3 - ESCORIAZIONI E SPORCO -  Erano una vera e propria piaga. Le righe si generavano scorrendo i negativi in maniera impropria all'interno dell'ingranditore (escoriazioni nette e distruttive) ma anche all'interno dei contenitori di carta che riparavano i negativi stessi (leggere escoriazioni). Se l'escoriazione, poi, era sul lato emulsione, si ottenevano delle bruttissime righe nere difficilmente ritoccabili.
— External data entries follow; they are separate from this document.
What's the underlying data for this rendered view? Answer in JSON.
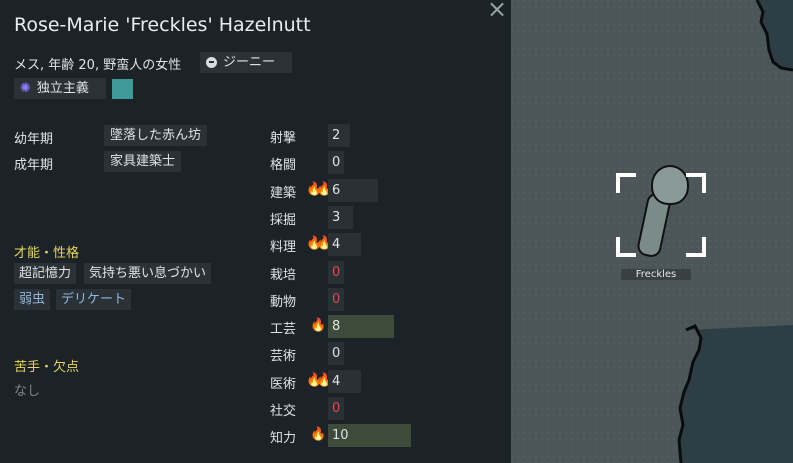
{
  "header": {
    "name": "Rose-Marie 'Freckles' Hazelnutt",
    "subtitle": "メス, 年齢 20, 野蛮人の女性",
    "faction": "ジーニー",
    "ideology": "独立主義",
    "ideology_color": "#3e9a97",
    "close_icon": "×"
  },
  "backstory": {
    "childhood_label": "幼年期",
    "childhood_value": "墜落した赤ん坊",
    "adulthood_label": "成年期",
    "adulthood_value": "家具建築士"
  },
  "traits": {
    "heading": "才能・性格",
    "items": [
      "超記憶力",
      "気持ち悪い息づかい",
      "弱虫",
      "デリケート"
    ]
  },
  "incapable": {
    "heading": "苦手・欠点",
    "none": "なし"
  },
  "skills": [
    {
      "name": "射撃",
      "value": "2",
      "level": 2,
      "passion": 0
    },
    {
      "name": "格闘",
      "value": "0",
      "level": 0,
      "passion": 0
    },
    {
      "name": "建築",
      "value": "6",
      "level": 6,
      "passion": 2
    },
    {
      "name": "採掘",
      "value": "3",
      "level": 3,
      "passion": 0
    },
    {
      "name": "料理",
      "value": "4",
      "level": 4,
      "passion": 2
    },
    {
      "name": "栽培",
      "value": "0",
      "level": 0,
      "passion": 0,
      "disabled": true
    },
    {
      "name": "動物",
      "value": "0",
      "level": 0,
      "passion": 0,
      "disabled": true
    },
    {
      "name": "工芸",
      "value": "8",
      "level": 8,
      "passion": 1
    },
    {
      "name": "芸術",
      "value": "0",
      "level": 0,
      "passion": 0
    },
    {
      "name": "医術",
      "value": "4",
      "level": 4,
      "passion": 2
    },
    {
      "name": "社交",
      "value": "0",
      "level": 0,
      "passion": 0,
      "disabled": true
    },
    {
      "name": "知力",
      "value": "10",
      "level": 10,
      "passion": 1
    }
  ],
  "map": {
    "pawn_label": "Freckles"
  },
  "colors": {
    "panel_bg": "#1b2329",
    "section_heading": "#e7d65a",
    "bar_high": "#3e4a3a",
    "zero_disabled": "#e04747"
  }
}
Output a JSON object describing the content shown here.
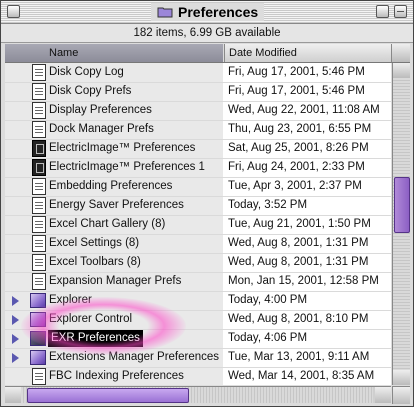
{
  "window": {
    "title": "Preferences",
    "status": "182 items, 6.99 GB available"
  },
  "columns": {
    "name": "Name",
    "date": "Date Modified"
  },
  "rows": [
    {
      "name": "Disk Copy Log",
      "date": "Fri, Aug 17, 2001, 5:46 PM",
      "icon": "document-icon",
      "folder": false
    },
    {
      "name": "Disk Copy Prefs",
      "date": "Fri, Aug 17, 2001, 5:46 PM",
      "icon": "document-icon",
      "folder": false
    },
    {
      "name": "Display Preferences",
      "date": "Wed, Aug 22, 2001, 11:08 AM",
      "icon": "document-icon",
      "folder": false
    },
    {
      "name": "Dock Manager Prefs",
      "date": "Thu, Aug 23, 2001, 6:55 PM",
      "icon": "document-icon",
      "folder": false
    },
    {
      "name": "ElectricImage™ Preferences",
      "date": "Sat, Aug 25, 2001, 8:26 PM",
      "icon": "electricimage-icon",
      "folder": false
    },
    {
      "name": "ElectricImage™ Preferences 1",
      "date": "Fri, Aug 24, 2001, 2:33 PM",
      "icon": "electricimage-icon",
      "folder": false
    },
    {
      "name": "Embedding Preferences",
      "date": "Tue, Apr 3, 2001, 2:37 PM",
      "icon": "document-icon",
      "folder": false
    },
    {
      "name": "Energy Saver Preferences",
      "date": "Today, 3:52 PM",
      "icon": "document-icon",
      "folder": false
    },
    {
      "name": "Excel Chart Gallery (8)",
      "date": "Tue, Aug 21, 2001, 1:50 PM",
      "icon": "document-icon",
      "folder": false
    },
    {
      "name": "Excel Settings (8)",
      "date": "Wed, Aug 8, 2001, 1:31 PM",
      "icon": "document-icon",
      "folder": false
    },
    {
      "name": "Excel Toolbars (8)",
      "date": "Wed, Aug 8, 2001, 1:31 PM",
      "icon": "document-icon",
      "folder": false
    },
    {
      "name": "Expansion Manager Prefs",
      "date": "Mon, Jan 15, 2001, 12:58 PM",
      "icon": "document-icon",
      "folder": false
    },
    {
      "name": "Explorer",
      "date": "Today, 4:00 PM",
      "icon": "folder-icon",
      "folder": true
    },
    {
      "name": "Explorer Control",
      "date": "Wed, Aug 8, 2001, 8:10 PM",
      "icon": "folder-icon",
      "folder": true
    },
    {
      "name": "EXR Preferences",
      "date": "Today, 4:06 PM",
      "icon": "folder-icon",
      "folder": true,
      "selected": true
    },
    {
      "name": "Extensions Manager Preferences",
      "date": "Tue, Mar 13, 2001, 9:11 AM",
      "icon": "folder-icon",
      "folder": true
    },
    {
      "name": "FBC Indexing Preferences",
      "date": "Wed, Mar 14, 2001, 8:35 AM",
      "icon": "document-icon",
      "folder": false
    }
  ],
  "colors": {
    "selection_highlight": "#ff46c8",
    "scrollbar_thumb": "#8c5fc4",
    "disclosure_triangle": "#5a58b0"
  }
}
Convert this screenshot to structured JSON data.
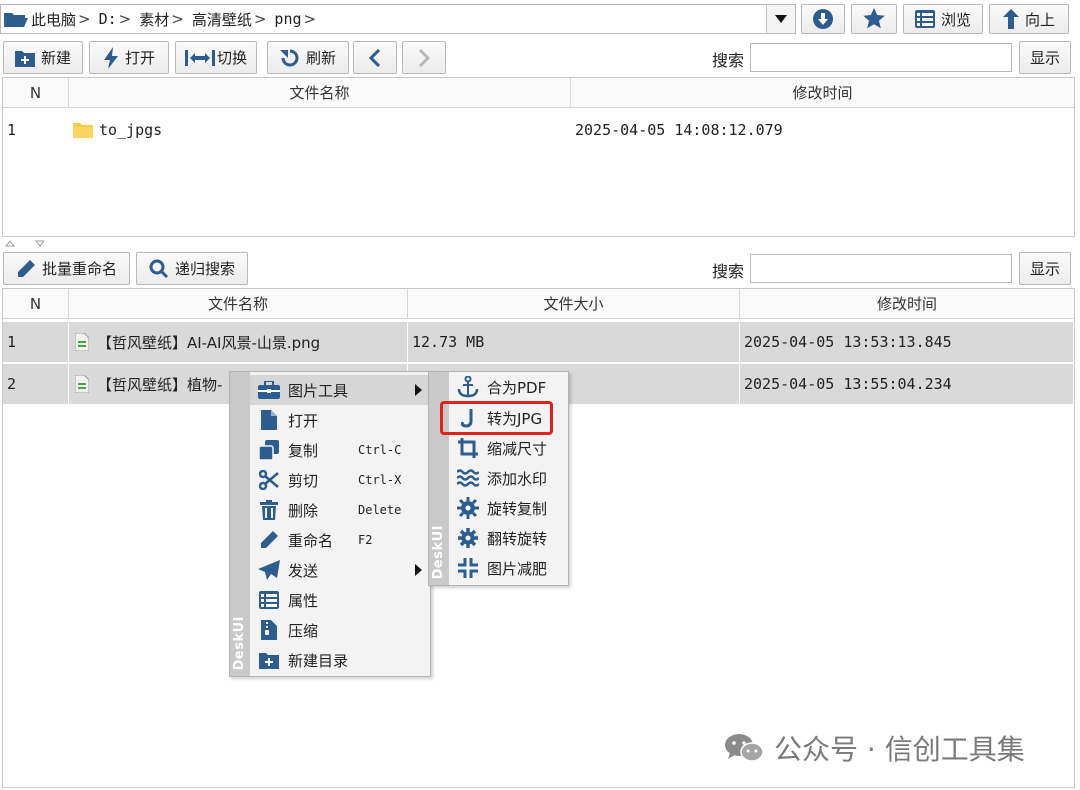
{
  "pathbar": {
    "crumbs": [
      "此电脑",
      "D:",
      "素材",
      "高清壁纸",
      "png"
    ],
    "separator": ">"
  },
  "top_buttons": {
    "browse_label": "浏览",
    "up_label": "向上"
  },
  "toolbar1": {
    "new_label": "新建",
    "open_label": "打开",
    "switch_label": "切换",
    "refresh_label": "刷新",
    "search_label": "搜索",
    "show_label": "显示",
    "search_value": ""
  },
  "table1": {
    "headers": [
      "N",
      "文件名称",
      "修改时间"
    ],
    "rows": [
      {
        "n": "1",
        "name": "to_jpgs",
        "modified": "2025-04-05 14:08:12.079"
      }
    ]
  },
  "toolbar2": {
    "batch_rename_label": "批量重命名",
    "recursive_search_label": "递归搜索",
    "search_label": "搜索",
    "show_label": "显示",
    "search_value": ""
  },
  "table2": {
    "headers": [
      "N",
      "文件名称",
      "文件大小",
      "修改时间"
    ],
    "rows": [
      {
        "n": "1",
        "name": "【哲风壁纸】AI-AI风景-山景.png",
        "size": "12.73 MB",
        "modified": "2025-04-05 13:53:13.845"
      },
      {
        "n": "2",
        "name": "【哲风壁纸】植物-",
        "size": "",
        "modified": "2025-04-05 13:55:04.234"
      }
    ]
  },
  "context_menu": {
    "brand": "DeskUI",
    "items": [
      {
        "label": "图片工具",
        "icon": "toolbox-icon",
        "shortcut": "",
        "submenu": true
      },
      {
        "label": "打开",
        "icon": "file-icon",
        "shortcut": "",
        "submenu": false
      },
      {
        "label": "复制",
        "icon": "copy-icon",
        "shortcut": "Ctrl-C",
        "submenu": false
      },
      {
        "label": "剪切",
        "icon": "scissors-icon",
        "shortcut": "Ctrl-X",
        "submenu": false
      },
      {
        "label": "删除",
        "icon": "trash-icon",
        "shortcut": "Delete",
        "submenu": false
      },
      {
        "label": "重命名",
        "icon": "pencil-icon",
        "shortcut": "F2",
        "submenu": false
      },
      {
        "label": "发送",
        "icon": "send-icon",
        "shortcut": "",
        "submenu": true
      },
      {
        "label": "属性",
        "icon": "list-icon",
        "shortcut": "",
        "submenu": false
      },
      {
        "label": "压缩",
        "icon": "zip-icon",
        "shortcut": "",
        "submenu": false
      },
      {
        "label": "新建目录",
        "icon": "new-folder-icon",
        "shortcut": "",
        "submenu": false
      }
    ]
  },
  "submenu": {
    "brand": "DeskUI",
    "items": [
      {
        "label": "合为PDF",
        "icon": "anchor-icon"
      },
      {
        "label": "转为JPG",
        "icon": "j-icon"
      },
      {
        "label": "缩减尺寸",
        "icon": "crop-icon"
      },
      {
        "label": "添加水印",
        "icon": "water-icon"
      },
      {
        "label": "旋转复制",
        "icon": "gear-icon"
      },
      {
        "label": "翻转旋转",
        "icon": "cog-icon"
      },
      {
        "label": "图片减肥",
        "icon": "compress-icon"
      }
    ]
  },
  "watermark": {
    "text": "公众号 · 信创工具集"
  },
  "colors": {
    "icon_blue": "#2d5d8e",
    "selection_gray": "#d9d9d9",
    "highlight_red": "#e0231b",
    "folder_yellow": "#f7c948"
  }
}
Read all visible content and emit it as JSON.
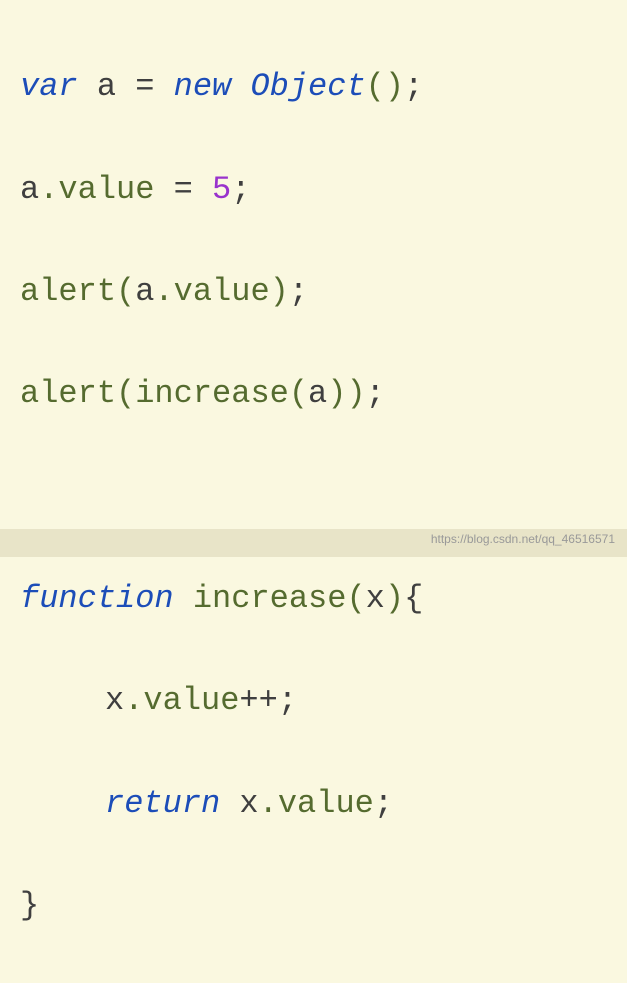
{
  "code": {
    "line1": {
      "var": "var",
      "a": "a",
      "equals": " = ",
      "new": "new",
      "object": "Object",
      "parens": "()",
      "semi": ";"
    },
    "line2": {
      "a": "a",
      "dot": ".",
      "value": "value",
      "equals": " = ",
      "num": "5",
      "semi": ";"
    },
    "line3": {
      "alert": "alert",
      "lparen": "(",
      "a": "a",
      "dot": ".",
      "value": "value",
      "rparen": ")",
      "semi": ";"
    },
    "line4": {
      "alert": "alert",
      "lparen": "(",
      "increase": "increase",
      "lparen2": "(",
      "a": "a",
      "rparen2": ")",
      "rparen": ")",
      "semi": ";"
    },
    "line6": {
      "function": "function",
      "space": " ",
      "increase": "increase",
      "lparen": "(",
      "x": "x",
      "rparen": ")",
      "lbrace": "{"
    },
    "line7": {
      "x": "x",
      "dot": ".",
      "value": "value",
      "plusplus": "++",
      "semi": ";"
    },
    "line8": {
      "return": "return",
      "space": " ",
      "x": "x",
      "dot": ".",
      "value": "value",
      "semi": ";"
    },
    "line9": {
      "rbrace": "}"
    }
  },
  "watermark": "https://blog.csdn.net/qq_46516571"
}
Se il lato rovinato era quello del supporto allora la riga si presentava più chiara e poteva essere ritoccata in stampa con pennello e tanta pazienza. La polvere depositata si eliminava passando il negativo con un panno morbido ma se il granulo si depositava sull'emulsione appena dopo lo sviluppo, ancora umida e instabile, era inglobata all'interno dell'immagine senza possibilità alcuna di rimediare se non con sapiente spuntinatura a stampa avvenuta.

Per ottenere quest'effetto la via migliore è utilizzare una texture e applicarla all'immagine con un livello di fusione sovrapponi (più intenso) o luce soffusa (più moderato). A scelta si potrà attenuare ulteriormente l'effetto riducendo l'opacità del livello.


Ecco la texture adoperata per la realizzazione dell'immagine finale. Trattasi dell'intonaco di una parete, ma può andare bene anche foto di superfici arrugginite o scrostate. 
Cercate sempre texture non uniformi.

In questo particolare frangente è importante il gusto. Non esagerare mai e sperimentare molto.

Consigli di stampa
Le immagini in bianco e nero sono formate (solo) da 254 toni di grigio più il bianco e il nero per un totale di 256 gradi di sfumature tonali. In stampa è possibile, anzi probabile, che tutti i toni in prossimità del bianco e del nero assoluto s'impastino, cioè si confondano in un unico tono estremo. In pratica le nostre stampe analogiche tenderanno a perdere dettagli nelle zone estreme del nostro istogramma. Se qualche particolare importante dovesse trovarsi proprio in quella zona consiglio una piccola modifica da apportare ai nostri file da stampare.

Aprite il comando livelli (ctrl+L oppure immagine/regolazione/livelli), impostate dei nuovi valori sui livelli di output. Per iniziare impostate 10 sul nero e 245 sul bianco. La diminuzione del contrasto dovrebbe compensarne l'aumento in fase di stampa. I valori che vi abbiamo indicato sono da considerarsi solo come un suggerimento. Ogni stampante e ogni stampatore dovrebbero essere provati più volte per trovare il giusto equilibrio.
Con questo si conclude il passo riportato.